La ceinture fléchée renouvellée

mercredi 12 mai 2010

Texte publié dans l’Action nationale

Par Simon Beaudry et Philippe Jean Poirier

Le peuple québécois a cela d’excessif : soit il se vautre dans l’Histoire, pour trouver la source de tous ses malheurs, soit il renie tout, oublie, passe à autre chose. Il en va de même pour ses objets identitaires. La ceinture fléchée fût jadis un morceau de vêtement convoité, chéri, utile, et signifiant.

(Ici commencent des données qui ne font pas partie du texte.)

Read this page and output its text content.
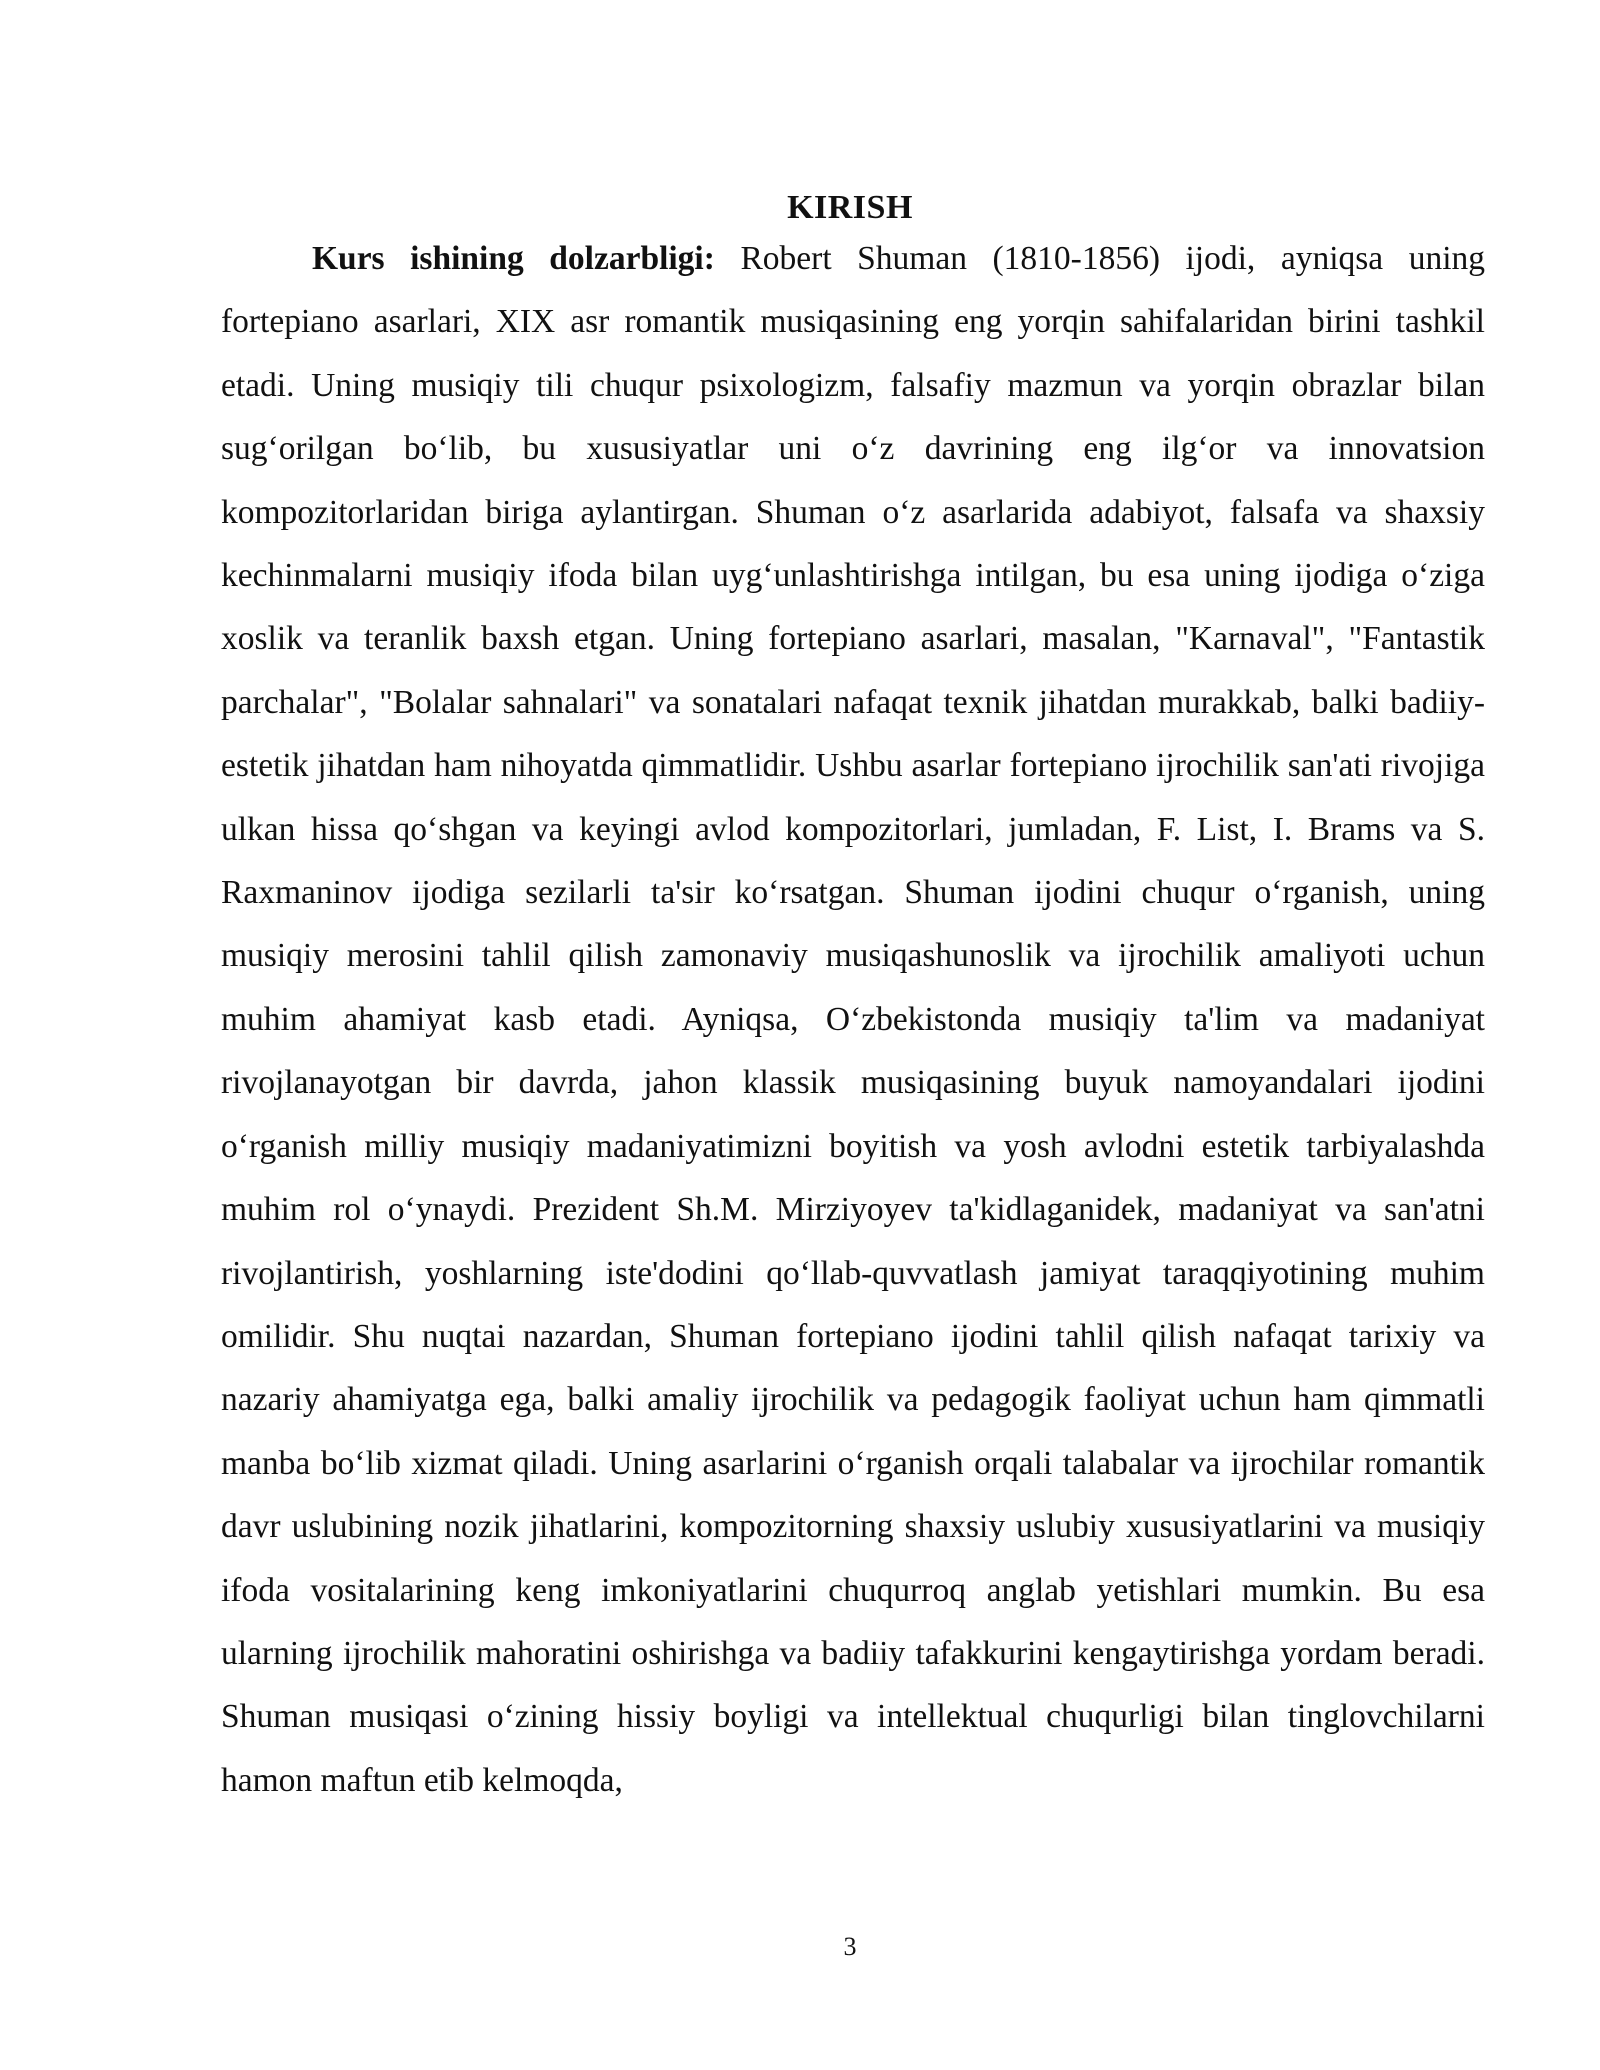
KIRISH

Kurs ishining dolzarbligi: Robert Shuman (1810-1856) ijodi, ayniqsa uning fortepiano asarlari, XIX asr romantik musiqasining eng yorqin sahifalaridan birini tashkil etadi. Uning musiqiy tili chuqur psixologizm, falsafiy mazmun va yorqin obrazlar bilan sug‘orilgan bo‘lib, bu xususiyatlar uni o‘z davrining eng ilg‘or va innovatsion kompozitorlaridan biriga aylantirgan. Shuman o‘z asarlarida adabiyot, falsafa va shaxsiy kechinmalarni musiqiy ifoda bilan uyg‘unlashtirishga intilgan, bu esa uning ijodiga o‘ziga xoslik va teranlik baxsh etgan. Uning fortepiano asarlari, masalan, "Karnaval", "Fantastik parchalar", "Bolalar sahnalari" va sonatalari nafaqat texnik jihatdan murakkab, balki badiiy-estetik jihatdan ham nihoyatda qimmatlidir. Ushbu asarlar fortepiano ijrochilik san'ati rivojiga ulkan hissa qo‘shgan va keyingi avlod kompozitorlari, jumladan, F. List, I. Brams va S. Raxmaninov ijodiga sezilarli ta'sir ko‘rsatgan. Shuman ijodini chuqur o‘rganish, uning musiqiy merosini tahlil qilish zamonaviy musiqashunoslik va ijrochilik amaliyoti uchun muhim ahamiyat kasb etadi. Ayniqsa, O‘zbekistonda musiqiy ta'lim va madaniyat rivojlanayotgan bir davrda, jahon klassik musiqasining buyuk namoyandalari ijodini o‘rganish milliy musiqiy madaniyatimizni boyitish va yosh avlodni estetik tarbiyalashda muhim rol o‘ynaydi. Prezident Sh.M. Mirziyoyev ta'kidlaganidek, madaniyat va san'atni rivojlantirish, yoshlarning iste'dodini qo‘llab-quvvatlash jamiyat taraqqiyotining muhim omilidir. Shu nuqtai nazardan, Shuman fortepiano ijodini tahlil qilish nafaqat tarixiy va nazariy ahamiyatga ega, balki amaliy ijrochilik va pedagogik faoliyat uchun ham qimmatli manba bo‘lib xizmat qiladi. Uning asarlarini o‘rganish orqali talabalar va ijrochilar romantik davr uslubining nozik jihatlarini, kompozitorning shaxsiy uslubiy xususiyatlarini va musiqiy ifoda vositalarining keng imkoniyatlarini chuqurroq anglab yetishlari mumkin. Bu esa ularning ijrochilik mahoratini oshirishga va badiiy tafakkurini kengaytirishga yordam beradi. Shuman musiqasi o‘zining hissiy boyligi va intellektual chuqurligi bilan tinglovchilarni hamon maftun etib kelmoqda,

3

Il est devenu aujourd’hui objet de raillerie. « Il ne lui manque que la ceinture fléchée ! » est l’insulte suprême pour rabaisser tout nationaliste suspect.

Pourquoi cela ? Ne serait-il pas possible d’atteindre une plus grande sérénité face à notre histoire, notre culture, notre folklore et nos symboles identitaires ? Ne devrait-on pas oeuvrer à la réactualisation de nos symboles, quelqu’ils soient, plutôt que de s’en débarasser ? C’est ce que pensent les créateurs du collectif Identité québécoise.

Poursuivant un travail de réflexion amorcé avec les réactualisations du drapeau et du patriote québécois, le collectif Identité québécoise choisit cette fois de s’intéresser à la ceinture fléchée traditionnelle dite de l’Assomption.

Nous proposons :

1- Que l’État du Québec officialise la ceinture fléchée traditionnelle dite de l’Assomption comme véritable symbole national. 2- De créer une version modernisée de cette ceinture afin qu’elle redevienne un item populaire et « portable » au quotidien. 3- D’offrir, à qui veut l’apprendre, un enseignement professionnel permettant la confection artisanale de sa propre ceinture fléchée renouvellée telle que proposée plus loin dans ce texte ou la possibilité de s’en procurer une.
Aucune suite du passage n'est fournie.